Fysieke, moleculaire of geometrische organisatie van DNA (612 woorden)

Handige notities over de fysieke, moleculaire of geometrische organisatie van DNA!

De eerste persoon die enige gedachte aan de driedimensionale structuur van DNA heeft gegeven, was WT Astbury die met zijn röntgenkristallografische studies van de DNA-molecule in 1940 concludeerde dat omdat DNA een hoge dichtheid heeft, het polynucleotide dus een stapel vlakke nucleotiden was, elk waarvan loodrecht op de lange as van het molecuul was georiënteerd en elke 3, 4 A langs de stapel was geplaatst.

Afbeelding Courtesy: 3.bp.blogspot.com/_dBigZkRETuM/TS-LaUDMtoI/AAAAAAAABrY/3Arustycloud.jpg

De röntgenkristallografische studies van Astbury werden voortgezet door Wilkins en zijn medewerkers (1953), die erin slaagden om hooggeoriënteerde DNA-vezels te bereiden waarmee ze een röntgendiffractieafbeelding konden verkrijgen. Een van zijn medewerkers Rosalind Franklin bekwam een ​​superieure röntgendiffractieafbeelding van DNA die Astbury's eerdere conclusie van 3, 4 A internucleotide-afstand bevestigde en suggereerde een helixvormige configuratie voor een DNA-molecuul.

Watson en Crick, die al bezig waren met het bouwen van een geschikt model voor de DNA-structuur, observeerden Franklin's foto van DNA-molecuul en onmiddellijk gebruikten ze die informatie bij het construeren van een moleculair model voor DNA. In april 1953 publiceerden Watson en Crick hun conclusies over de structuur van het DNA in hetzelfde nummer van 'Nature', waarin Wilkins en zijn collega's de röntgenfoto's voor die structuur presenteerden.

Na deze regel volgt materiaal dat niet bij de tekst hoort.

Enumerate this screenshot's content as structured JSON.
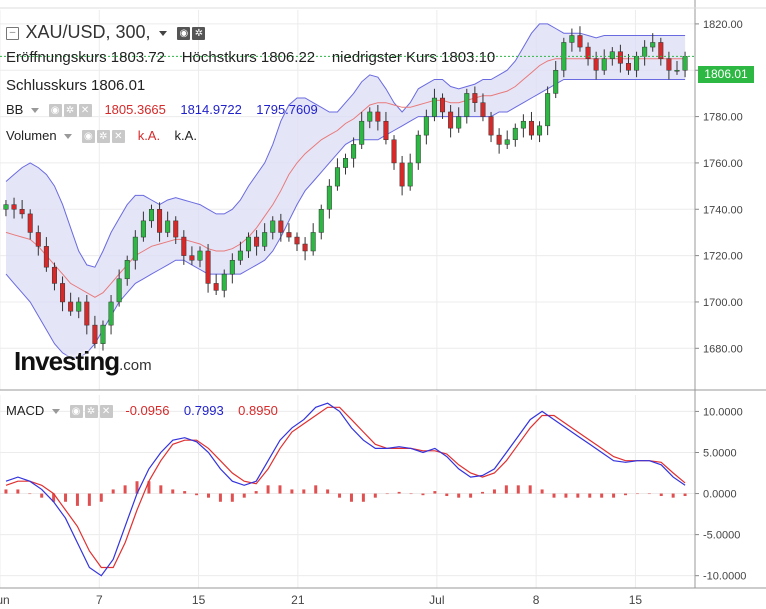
{
  "header": {
    "symbol": "XAU/USD, 300,",
    "open_label": "Eröffnungskurs",
    "open_value": "1803.72",
    "high_label": "Höchstkurs",
    "high_value": "1806.22",
    "low_label": "niedrigster Kurs",
    "low_value": "1803.10",
    "close_label": "Schlusskurs",
    "close_value": "1806.01"
  },
  "indicators": {
    "bb": {
      "label": "BB",
      "v1": "1805.3665",
      "v2": "1814.9722",
      "v3": "1795.7609"
    },
    "volume": {
      "label": "Volumen",
      "v1": "k.A.",
      "v2": "k.A."
    },
    "macd": {
      "label": "MACD",
      "v1": "-0.0956",
      "v2": "0.7993",
      "v3": "0.8950"
    }
  },
  "price_tag": "1806.01",
  "logo": {
    "main": "Investing",
    "suffix": ".com"
  },
  "colors": {
    "up": "#2db843",
    "down": "#d62a2a",
    "band_fill": "#dcdcf5",
    "band_line": "#6a6ae0",
    "sma": "#e87a7a",
    "macd_line": "#3333dd",
    "signal_line": "#e03030",
    "hist": "#e05050",
    "bb_mid_text": "#d62a2a",
    "bb_upper_text": "#2222cc",
    "bb_lower_text": "#2222cc"
  },
  "chart_data": [
    {
      "type": "candlestick",
      "title": "XAU/USD, 300",
      "y_ticks": [
        1680,
        1700,
        1720,
        1740,
        1760,
        1780,
        1800,
        1820
      ],
      "y_tick_labels": [
        "1680.00",
        "1700.00",
        "1720.00",
        "1740.00",
        "1760.00",
        "1780.00",
        "1800.00",
        "1820.00"
      ],
      "ylim": [
        1662,
        1826
      ],
      "x_tick_labels": [
        "Jun",
        "7",
        "15",
        "21",
        "Jul",
        "8",
        "15"
      ],
      "x_tick_pos": [
        0,
        5,
        10,
        15,
        22,
        27,
        32
      ],
      "x_range": [
        0,
        35
      ],
      "close": [
        1742,
        1740,
        1738,
        1730,
        1724,
        1715,
        1708,
        1700,
        1696,
        1700,
        1690,
        1682,
        1690,
        1700,
        1710,
        1718,
        1728,
        1735,
        1740,
        1730,
        1735,
        1728,
        1720,
        1718,
        1722,
        1708,
        1705,
        1712,
        1718,
        1722,
        1728,
        1724,
        1730,
        1735,
        1730,
        1728,
        1725,
        1722,
        1730,
        1740,
        1750,
        1758,
        1762,
        1768,
        1778,
        1782,
        1778,
        1770,
        1760,
        1750,
        1760,
        1772,
        1780,
        1788,
        1782,
        1775,
        1780,
        1790,
        1786,
        1780,
        1772,
        1768,
        1770,
        1775,
        1778,
        1772,
        1776,
        1790,
        1800,
        1812,
        1815,
        1810,
        1805,
        1800,
        1805,
        1808,
        1803,
        1800,
        1806,
        1810,
        1812,
        1805,
        1800,
        1800,
        1806
      ],
      "bb_upper": [
        1752,
        1755,
        1758,
        1760,
        1758,
        1755,
        1750,
        1742,
        1732,
        1722,
        1716,
        1715,
        1722,
        1730,
        1736,
        1742,
        1746,
        1746,
        1744,
        1742,
        1744,
        1745,
        1744,
        1743,
        1742,
        1740,
        1738,
        1738,
        1740,
        1744,
        1750,
        1755,
        1760,
        1768,
        1778,
        1785,
        1788,
        1788,
        1786,
        1784,
        1782,
        1782,
        1786,
        1790,
        1795,
        1798,
        1797,
        1792,
        1786,
        1782,
        1786,
        1792,
        1794,
        1796,
        1796,
        1793,
        1792,
        1793,
        1794,
        1796,
        1796,
        1798,
        1800,
        1804,
        1810,
        1816,
        1820,
        1820,
        1818,
        1816,
        1816,
        1816,
        1815,
        1814,
        1815,
        1815,
        1815,
        1815,
        1815,
        1815,
        1815,
        1815,
        1815,
        1815,
        1815
      ],
      "bb_mid": [
        1730,
        1729,
        1728,
        1727,
        1724,
        1720,
        1716,
        1712,
        1708,
        1706,
        1704,
        1702,
        1704,
        1708,
        1712,
        1716,
        1720,
        1722,
        1724,
        1725,
        1726,
        1727,
        1727,
        1726,
        1725,
        1723,
        1722,
        1722,
        1723,
        1725,
        1728,
        1732,
        1737,
        1742,
        1748,
        1755,
        1760,
        1764,
        1767,
        1770,
        1772,
        1774,
        1777,
        1779,
        1782,
        1785,
        1786,
        1786,
        1785,
        1784,
        1784,
        1785,
        1786,
        1787,
        1787,
        1786,
        1786,
        1787,
        1788,
        1789,
        1789,
        1790,
        1791,
        1793,
        1796,
        1799,
        1802,
        1804,
        1805,
        1805,
        1805,
        1805,
        1805,
        1805,
        1805,
        1805,
        1805,
        1805,
        1805,
        1805,
        1805,
        1805,
        1805,
        1805,
        1805
      ],
      "bb_lower": [
        1712,
        1708,
        1704,
        1700,
        1694,
        1688,
        1682,
        1678,
        1676,
        1676,
        1678,
        1682,
        1688,
        1694,
        1700,
        1704,
        1708,
        1710,
        1712,
        1714,
        1716,
        1718,
        1718,
        1716,
        1714,
        1712,
        1712,
        1712,
        1712,
        1712,
        1714,
        1716,
        1718,
        1722,
        1728,
        1735,
        1742,
        1748,
        1752,
        1756,
        1760,
        1764,
        1768,
        1770,
        1770,
        1770,
        1770,
        1772,
        1774,
        1776,
        1778,
        1780,
        1780,
        1780,
        1780,
        1780,
        1780,
        1780,
        1780,
        1780,
        1780,
        1782,
        1782,
        1784,
        1786,
        1788,
        1790,
        1792,
        1794,
        1796,
        1796,
        1796,
        1796,
        1796,
        1796,
        1796,
        1796,
        1796,
        1796,
        1796,
        1796,
        1796,
        1796,
        1796,
        1796
      ]
    },
    {
      "type": "line",
      "title": "MACD",
      "y_ticks": [
        -10,
        -5,
        0,
        5,
        10
      ],
      "y_tick_labels": [
        "-10.0000",
        "-5.0000",
        "0.0000",
        "5.0000",
        "10.0000"
      ],
      "ylim": [
        -11.5,
        12
      ],
      "x_range": [
        0,
        35
      ],
      "series": [
        {
          "name": "MACD",
          "values": [
            1.5,
            2,
            1.5,
            0.5,
            -1,
            -3,
            -6,
            -9,
            -10,
            -8,
            -4,
            0,
            3,
            5,
            6.5,
            6.8,
            6.3,
            5,
            3,
            1.5,
            1,
            1.5,
            4,
            6.5,
            8,
            9,
            10.5,
            11,
            10,
            8,
            6.5,
            5.5,
            5.5,
            5.7,
            5.5,
            5,
            5.5,
            4.5,
            3,
            2,
            2.2,
            3,
            5,
            7,
            9,
            10,
            9,
            8,
            7,
            6,
            5,
            4,
            3.8,
            4,
            4,
            3.5,
            2,
            1
          ]
        },
        {
          "name": "Signal",
          "values": [
            1,
            1.5,
            1.5,
            1,
            0,
            -2,
            -4,
            -7,
            -9,
            -9,
            -6,
            -2,
            1.5,
            4,
            6,
            6.5,
            6.5,
            5.5,
            4,
            2.5,
            1.5,
            1.2,
            3,
            5.5,
            7.5,
            8.5,
            9.5,
            10.5,
            10.5,
            9,
            7.5,
            6,
            5.5,
            5.5,
            5.5,
            5.2,
            5.2,
            4.8,
            3.5,
            2.5,
            2,
            2.5,
            4,
            6,
            8,
            9.5,
            9.5,
            8.5,
            7.5,
            6.5,
            5.5,
            4.5,
            4,
            4,
            4,
            3.8,
            2.5,
            1.3
          ]
        },
        {
          "name": "Histogram",
          "values": [
            0.5,
            0.5,
            0,
            -0.5,
            -1,
            -1,
            -1.5,
            -1.5,
            -1,
            0.5,
            1,
            1.5,
            1.5,
            1,
            0.5,
            0.3,
            -0.2,
            -0.5,
            -1,
            -1,
            -0.5,
            0.3,
            1,
            1,
            0.5,
            0.5,
            1,
            0.5,
            -0.5,
            -1,
            -1,
            -0.5,
            0,
            0.2,
            0,
            -0.2,
            0.3,
            -0.3,
            -0.5,
            -0.5,
            0.2,
            0.5,
            1,
            1,
            1,
            0.5,
            -0.5,
            -0.5,
            -0.5,
            -0.5,
            -0.5,
            -0.5,
            -0.2,
            0,
            0,
            -0.3,
            -0.5,
            -0.3
          ]
        }
      ]
    }
  ]
}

Overwegingen van Watson en Crick bij de constructie van een dubbele helixstructuur van een DNA-molecuul:

Watson en Crick sloten rechtstreeks af van de röntgendiffractieafbeelding van het DNA van Franklin dat (1) de DNA-polynucleotideketen de vorm heeft van een reguliere helix, (2) de helix een diameter heeft van ongeveer 20 A en, (3) de helix maakt een volledige draai om de 3, 4 A langs de lengte ervan, en daarom bestaat, aangezien de afstand tussen de nucleotiden 3, 4 A is, een stapel van tien nucleotiden per beurt.

Rekening houdend met de bekende dichtheid van het DNA-molecuul, kwamen Watson en Crick vervolgens tot de conclusie dat de spiraal twee polynucleotide-ketens moet bevatten, of twee stapels van tien nucleotiden per beurt, omdat de dichtheid van een cilinder met een diameter van 20 A en een lengte van 34 A te groot zou zijn. laag als het maar een enkele stapel van tien bevatte, en te hoog als het drie of meer stapels van elk tien nucleotiden bevatte.

Alvorens te proberen deze twee polynucleotide-ketens in een reguliere spiraal van de vereiste dimensies te rangschikken, plaatsten Watson en Crick echter een verdere beperking op hun model - een beperking die voortkwam uit hun kennis dat DNA tenslotte het genetische materiaal is.

Als DNA erfelijkheidsinformatie moet bevatten, redeneerden ze, en als die informatie is ingeschreven als een specifieke sequentie van de vier basen langs de polynucleotideketen, moet de moleculaire structuur van DNA in staat zijn om elke willekeurige sequentie van basen langs zijn polynucleotideketens te accommoderen. . Anders zou de capaciteit van DNA als informatiedrager te zeer beperkt zijn.

Vandaar dat zij de behoefte voelden aan de constructie van een dergelijke regelmatige helix die hoewel samengesteld uit twee polynucleotide-ketens die een willekeurige sequentie van nucleotidenbasen bevatten, elke 3, 4 A over hun lengte, toch een constante diameter van 20 A zou hebben.

Omdat de dimensie van de purine-ring groter is dan die van de pyrimidine-ring, zijn Watson en Crick op het idee gekomen dat de twee-ketting-helix een constante diameter zou kunnen hebben als er een complementaire relatie tussen de twee nucleotide-stapels zou bestaan, zodat op elk niveau een stack herbergt een purine base en de andere een pyrimidine base.

Tenslotte, om de helix een thermodynamische stabiliteit te geven, zou de structuur ruime mogelijkheden hebben voor de vorming van waterstofbindingen tussen amino- of hydroxylwaterstof en ketogroepen of immunostikstoffen van de purines en pyrimidine-basen. Deze overwegingen leidden ertoe dat ze een dubbel helixmodel construeerden voor de moleculaire structuur van het DNA-molecuul.